Il frammento si trova in una coperta di riuso, cioè quella che oggi chiameremo copertina del libro, ma che nel Medioevo, per risparmiare denaro e pergamena, si fabbricava con vecchi volumi rovinati e che non si leggevano più. La coperta è fatta di pergamena ed è stata vergata sia sul recto che sul verso. Non è più legata al manoscritto nel quale ricopriva appunto la funzione di coperta (copertina); si trova conservata nel faldone del Fondo antico della Biblioteca “Romolo Spezioli”, assieme a frammenti in Beneventana. L’impaginazione si sviluppa su due colonne e ognuna di esse contiene 42 righe. La rigatura è stata realizzata con il metodo a secco, ancora ben visibile. La tipologia grafica è una gotica di pieno Trecento. Nella carta 1 del recto è presente un fregio che abbraccia la pagina su tre lati e che in alto a sinistra si innesta con una grande S miniata di colore blu e rosso e arricchita con lavorazioni in lamina d’oro. A chiudere il fregio, in basso a destra, una teoria zoologica: lepre, cane in corsa e un volatile appollaiato. In tutto il testo troviamo maniculae stilizzate di capoverso che alternano il colore rosso a quello blu.

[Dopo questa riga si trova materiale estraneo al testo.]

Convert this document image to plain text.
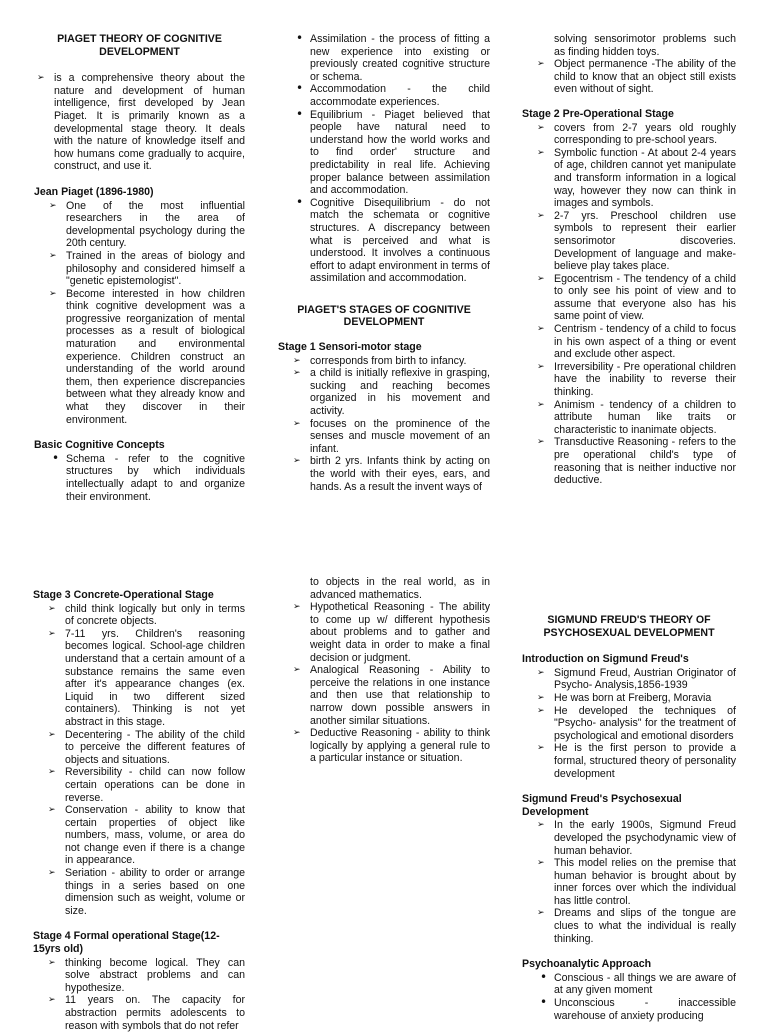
PIAGET THEORY OF COGNITIVE DEVELOPMENT
➢ is a comprehensive theory about the nature and development of human intelligence, first developed by Jean Piaget. It is primarily known as a developmental stage theory. It deals with the nature of knowledge itself and how humans come gradually to acquire, construct, and use it.
Jean Piaget (1896-1980)
➢ One of the most influential researchers in the area of developmental psychology during the 20th century.
➢ Trained in the areas of biology and philosophy and considered himself a "genetic epistemologist".
➢ Become interested in how children think cognitive development was a progressive reorganization of mental processes as a result of biological maturation and environmental experience. Children construct an understanding of the world around them, then experience discrepancies between what they already know and what they discover in their environment.
Basic Cognitive Concepts
• Schema - refer to the cognitive structures by which individuals intellectually adapt to and organize their environment.
• Assimilation - the process of fitting a new experience into existing or previously created cognitive structure or schema.
• Accommodation - the child accommodate experiences.
• Equilibrium - Piaget believed that people have natural need to understand how the world works and to find order' structure and predictability in real life. Achieving proper balance between assimilation and accommodation.
• Cognitive Disequilibrium - do not match the schemata or cognitive structures. A discrepancy between what is perceived and what is understood. It involves a continuous effort to adapt environment in terms of assimilation and accommodation.
PIAGET'S STAGES OF COGNITIVE DEVELOPMENT
Stage 1 Sensori-motor stage
➢ corresponds from birth to infancy.
➢ a child is initially reflexive in grasping, sucking and reaching becomes organized in his movement and activity.
➢ focuses on the prominence of the senses and muscle movement of an infant.
➢ birth 2 yrs. Infants think by acting on the world with their eyes, ears, and hands. As a result the invent ways of

solving sensorimotor problems such as finding hidden toys.

➢ Object permanence -The ability of the child to know that an object still exists even without of sight.
Stage 2 Pre-Operational Stage
➢ covers from 2-7 years old roughly corresponding to pre-school years.
➢ Symbolic function - At about 2-4 years of age, children cannot yet manipulate and transform information in a logical way, however they now can think in images and symbols.
➢ 2-7 yrs. Preschool children use symbols to represent their earlier sensorimotor discoveries. Development of language and make-believe play takes place.
➢ Egocentrism - The tendency of a child to only see his point of view and to assume that everyone also has his same point of view.
➢ Centrism - tendency of a child to focus in his own aspect of a thing or event and exclude other aspect.
➢ Irreversibility - Pre operational children have the inability to reverse their thinking.
➢ Animism - tendency of a children to attribute human like traits or characteristic to inanimate objects.
➢ Transductive Reasoning - refers to the pre operational child's type of reasoning that is neither inductive nor deductive.
Stage 3 Concrete-Operational Stage
➢ child think logically but only in terms of concrete objects.
➢ 7-11 yrs. Children's reasoning becomes logical. School-age children understand that a certain amount of a substance remains the same even after it's appearance changes (ex. Liquid in two different sized containers). Thinking is not yet abstract in this stage.
➢ Decentering - The ability of the child to perceive the different features of objects and situations.
➢ Reversibility - child can now follow certain operations can be done in reverse.
➢ Conservation - ability to know that certain properties of object like numbers, mass, volume, or area do not change even if there is a change in appearance.
➢ Seriation - ability to order or arrange things in a series based on one dimension such as weight, volume or size.
Stage 4 Formal operational Stage(12-15yrs old)
➢ thinking become logical. They can solve abstract problems and can hypothesize.
➢ 11 years on. The capacity for abstraction permits adolescents to reason with symbols that do not refer

to objects in the real world, as in advanced mathematics.

➢ Hypothetical Reasoning - The ability to come up w/ different hypothesis about problems and to gather and weight data in order to make a final decision or judgment.
➢ Analogical Reasoning - Ability to perceive the relations in one instance and then use that relationship to narrow down possible answers in another similar situations.
➢ Deductive Reasoning - ability to think logically by applying a general rule to a particular instance or situation.
SIGMUND FREUD'S THEORY OF PSYCHOSEXUAL DEVELOPMENT
Introduction on Sigmund Freud's
➢ Sigmund Freud, Austrian Originator of Psycho- Analysis,1856-1939
➢ He was born at Freiberg, Moravia
➢ He developed the techniques of "Psycho- analysis" for the treatment of psychological and emotional disorders
➢ He is the first person to provide a formal, structured theory of personality development
Sigmund Freud's Psychosexual Development
➢ In the early 1900s, Sigmund Freud developed the psychodynamic view of human behavior.
➢ This model relies on the premise that human behavior is brought about by inner forces over which the individual has little control.
➢ Dreams and slips of the tongue are clues to what the individual is really thinking.
Psychoanalytic Approach
• Conscious - all things we are aware of at any given moment
• Unconscious - inaccessible warehouse of anxiety producing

Venendo al testo, l’incipit della Genesi con il capitolo 1° si ha solo a metà della seconda colonna della carta 1 del verso. Di seguito riportiamo la trascrizione del testo, anticipando che tutto quello che si trova tra parentesi è stato sciolto dalle originali abbreviature.
Trascrizione
In principio creavit t(eo)s
celu(m) et terram terra aute(m) erat inanis et vacua et teneb(ra)e
sup(er) faciem abyssi,
et sp(iritu)s din ferebat(ur) s(u)p(er) aq(ua)s.
De eius devotione ne et potentia […] ne celi
Dixit(que)T(eu)s.
Fiat lux et f(a)c(t)a est lux.Et
vidit Teus lucem q(uod) esset bona et divisit luce(m) a [manca Deus]
tenebris.Appellavitq(ue) luce(m)diem [manca Deus] et tenebras nocte(m). Factumq(ue) est vesp(e)r(e) e(t) mane, dies unus.
Dixit q(u)o(que)d(eu)s.
Fiat firmamentu(m) i(n) medio aq(uarum)
et dividat aq(u)a(s) ab aq(ui)s
Et fecit d(eu)s firmamentu(m)
Divisitq(ue) aq(ua)s que er(a)nt s(u)b
firmamento ab his que
erant sup(er) firmamentu(m)
Et fa(ctu)m est ita.Vocavitq(ue)d(eu)s
firmamentu(m)celu(m). Et f(a)c(tu)m
vespe(re)(e)t mane, dies se(cun)d(u)s.
De distintione elementa
Dixit v(er)o d(eu)s.
Congregent(ur) aqu(a)e s(u)b celo
sunt in locu(m) unu(m) et appareat
arida. Fac(tu)mq(ue) est itavocavit
deus aridam t(er)ra(m)
congregationesq(ue) aquaru(m)
appellavit maria. Et vi
Traduzione
In principio Dio creò il cielo e la terra.
La terra era informe e deserta e le tenebre ricoprivano l’abisso e lo spirito di Dio aleggiava sulle acque.
Dio disse: “Sia la luce!”. E la luce fu.
Dio vide che la luce era cosa buona e Dio separò la luce dalle tenebre.
Dio chiamò la luce giorno, mentre chiamò le tenebre notte. E fu sera e fu mattina: giorno primo.
Dio disse: “Sia un firmamento in mezzo alle acque per separare le acque dalle acque”.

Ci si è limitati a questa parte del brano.